Nationally, roughly one in every seven households with a mortgage is behind on one or more mortgage payments. Moreover, with news of the “robo-signing’’ foreclosure petitions, the public has seen that lenders who were sloppy with paperwork when making the loans might be just as sloppy when calling the loans.
As a result, tens of millions of Americans are anxious about their home values; nearly 30 percent of homeowners with mortgages are drowning “underwater.’’ Even more worry about their ability to pay their mortgages. This is bad for everyone who wants the economy to recover, including those who are not in default, as home prices could plummet again while a cloud of uncertainty keeps the home-buying market perpetually overcast.
Mediation dispels this cloud, a proven antidote against unnecessary foreclosures. The Center for American Progress reports that states and cities “with fully implemented [mandatory mediation] programs, such as Connecticut, Philadelphia, and Nevada, report settlement rates nearing 75 percent, with the majority of homeowners remaining in their homes.’’ In Philadelphia, for example, 75 percent of foreclosures are going through mediation, with a 73 percent settlement rate, and more than 60 percent of homeowners are staying in their homes.
Unlike robo-signing and other practices that blindly push through foreclosures and ignore alternatives, mediation gives the borrower a chance to sit face-to-face with a lender and a neutral third party, reviewing the individual facts of each case.
There have been many instances of borrowers who gave their lenders evidence of ability to pay a modified amount, only to have the documents repeatedly getting lost in the foreclosure shuffle. By contrast, mediation creates a setting where such evidence cannot easily be ignored. And in many cases borrowers concede that foreclosure is the fair result, resolving cases faster once borrowers have had a chance to be heard in person.
But if mediation is so sensible, why would it need to be mandated?
Voluntary loan modification programs have fallen far short for years.
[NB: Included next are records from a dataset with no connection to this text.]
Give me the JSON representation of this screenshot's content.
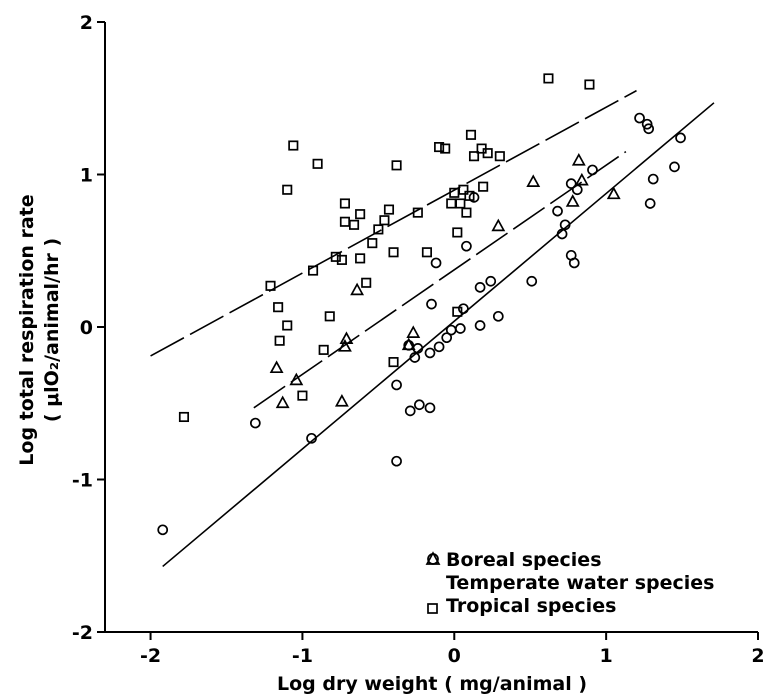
{
  "chart_data": {
    "type": "scatter",
    "title": "",
    "xlabel": "Log dry weight ( mg/animal )",
    "ylabel_line1": "Log total respiration rate",
    "ylabel_line2": "( μlO₂/animal/hr )",
    "xlim": [
      -2.3,
      2.0
    ],
    "ylim": [
      -2.0,
      2.0
    ],
    "x_ticks": [
      -2,
      -1,
      0,
      1,
      2
    ],
    "x_tick_labels": [
      "-2",
      "-1",
      "0",
      "1",
      "2"
    ],
    "y_ticks": [
      -2,
      -1,
      0,
      1,
      2
    ],
    "y_tick_labels": [
      "-2",
      "-1",
      "0",
      "1",
      "2"
    ],
    "legend_position": "bottom-right",
    "series": [
      {
        "name": "Boreal species",
        "marker": "circle",
        "points": [
          [
            -1.92,
            -1.33
          ],
          [
            -1.31,
            -0.63
          ],
          [
            -0.94,
            -0.73
          ],
          [
            -0.38,
            -0.88
          ],
          [
            -0.38,
            -0.38
          ],
          [
            -0.29,
            -0.55
          ],
          [
            -0.23,
            -0.51
          ],
          [
            -0.16,
            -0.53
          ],
          [
            -0.3,
            -0.12
          ],
          [
            -0.26,
            -0.2
          ],
          [
            -0.24,
            -0.14
          ],
          [
            -0.16,
            -0.17
          ],
          [
            -0.1,
            -0.13
          ],
          [
            -0.05,
            -0.07
          ],
          [
            -0.02,
            -0.02
          ],
          [
            0.04,
            -0.01
          ],
          [
            -0.15,
            0.15
          ],
          [
            0.06,
            0.12
          ],
          [
            0.17,
            0.26
          ],
          [
            0.24,
            0.3
          ],
          [
            0.17,
            0.01
          ],
          [
            0.29,
            0.07
          ],
          [
            -0.12,
            0.42
          ],
          [
            0.08,
            0.53
          ],
          [
            0.13,
            0.85
          ],
          [
            0.51,
            0.3
          ],
          [
            0.68,
            0.76
          ],
          [
            0.71,
            0.61
          ],
          [
            0.73,
            0.67
          ],
          [
            0.77,
            0.94
          ],
          [
            0.77,
            0.47
          ],
          [
            0.79,
            0.42
          ],
          [
            0.81,
            0.9
          ],
          [
            0.91,
            1.03
          ],
          [
            1.22,
            1.37
          ],
          [
            1.27,
            1.33
          ],
          [
            1.28,
            1.3
          ],
          [
            1.29,
            0.81
          ],
          [
            1.31,
            0.97
          ],
          [
            1.45,
            1.05
          ],
          [
            1.49,
            1.24
          ]
        ]
      },
      {
        "name": "Temperate water species",
        "marker": "triangle",
        "points": [
          [
            -1.17,
            -0.27
          ],
          [
            -1.13,
            -0.5
          ],
          [
            -1.04,
            -0.35
          ],
          [
            -0.74,
            -0.49
          ],
          [
            -0.72,
            -0.13
          ],
          [
            -0.71,
            -0.08
          ],
          [
            -0.64,
            0.24
          ],
          [
            -0.27,
            -0.04
          ],
          [
            -0.3,
            -0.12
          ],
          [
            0.29,
            0.66
          ],
          [
            0.52,
            0.95
          ],
          [
            0.78,
            0.82
          ],
          [
            0.82,
            1.09
          ],
          [
            0.84,
            0.96
          ],
          [
            1.05,
            0.87
          ]
        ]
      },
      {
        "name": "Tropical species",
        "marker": "square",
        "points": [
          [
            -1.78,
            -0.59
          ],
          [
            -1.21,
            0.27
          ],
          [
            -1.16,
            0.13
          ],
          [
            -1.15,
            -0.09
          ],
          [
            -1.1,
            0.01
          ],
          [
            -1.1,
            0.9
          ],
          [
            -1.06,
            1.19
          ],
          [
            -1.0,
            -0.45
          ],
          [
            -0.93,
            0.37
          ],
          [
            -0.9,
            1.07
          ],
          [
            -0.86,
            -0.15
          ],
          [
            -0.82,
            0.07
          ],
          [
            -0.78,
            0.46
          ],
          [
            -0.74,
            0.44
          ],
          [
            -0.72,
            0.69
          ],
          [
            -0.72,
            0.81
          ],
          [
            -0.66,
            0.67
          ],
          [
            -0.62,
            0.45
          ],
          [
            -0.62,
            0.74
          ],
          [
            -0.58,
            0.29
          ],
          [
            -0.54,
            0.55
          ],
          [
            -0.5,
            0.64
          ],
          [
            -0.46,
            0.7
          ],
          [
            -0.43,
            0.77
          ],
          [
            -0.4,
            -0.23
          ],
          [
            -0.4,
            0.49
          ],
          [
            -0.38,
            1.06
          ],
          [
            -0.24,
            0.75
          ],
          [
            -0.18,
            0.49
          ],
          [
            -0.1,
            1.18
          ],
          [
            -0.06,
            1.17
          ],
          [
            -0.02,
            0.81
          ],
          [
            0.0,
            0.88
          ],
          [
            0.02,
            0.1
          ],
          [
            0.02,
            0.62
          ],
          [
            0.04,
            0.81
          ],
          [
            0.06,
            0.9
          ],
          [
            0.08,
            0.75
          ],
          [
            0.1,
            0.86
          ],
          [
            0.11,
            1.26
          ],
          [
            0.13,
            1.12
          ],
          [
            0.18,
            1.17
          ],
          [
            0.19,
            0.92
          ],
          [
            0.22,
            1.14
          ],
          [
            0.3,
            1.12
          ],
          [
            0.62,
            1.63
          ],
          [
            0.89,
            1.59
          ]
        ]
      }
    ],
    "fit_lines": [
      {
        "series": "Boreal species",
        "dashed": false,
        "x": [
          -1.92,
          1.71
        ],
        "y": [
          -1.57,
          1.47
        ]
      },
      {
        "series": "Temperate water species",
        "dashed": true,
        "x": [
          -1.32,
          1.13
        ],
        "y": [
          -0.53,
          1.15
        ]
      },
      {
        "series": "Tropical species",
        "dashed": true,
        "x": [
          -2.0,
          1.2
        ],
        "y": [
          -0.19,
          1.55
        ]
      }
    ]
  }
}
While many factors contributed to the logjam, it is clear that the incentives and the very structure of the home mortgage finance system tilt the table toward foreclosure as the route most mortgage servicers will follow.
Most servicers work for investors who own pools of mortgages. The complicated agreements governing how servicers handle their work compensate foreclosure more than mediation. It takes more time, knowledge, and staffing for a servicer to process modifications than it does to call up lawyers and start a foreclosure.
And while foreclosure may yield less money for investors in the long run when all the costs are factored in, many of the foreclosure costs come “off the top’’ from the foreclosure sale, and are not borne by the servicer making the decisions.
In short, the mortgage pooling system that was set up to encourage private money to flow into mortgages and make them cheaper for consumers is now a virtual doomsday machine for the economy, pushing the process to foreclose on homes instead of modify loans. In Massachusetts, where foreclosures are auctions privately run by the lender, there is no sensible way to separate out the well-founded foreclosure from the foreclosure mill run amok.
With foreclosures in Boston on the rise, screening out bad foreclosures is good policy. The mayor’s proposal helps do just that. Now it is up to the state to enable Boston (and perhaps communities statewide) to promote mediating out more avoidable foreclosures.
David M. Abromowitz is senior fellow at the Center for American Progress.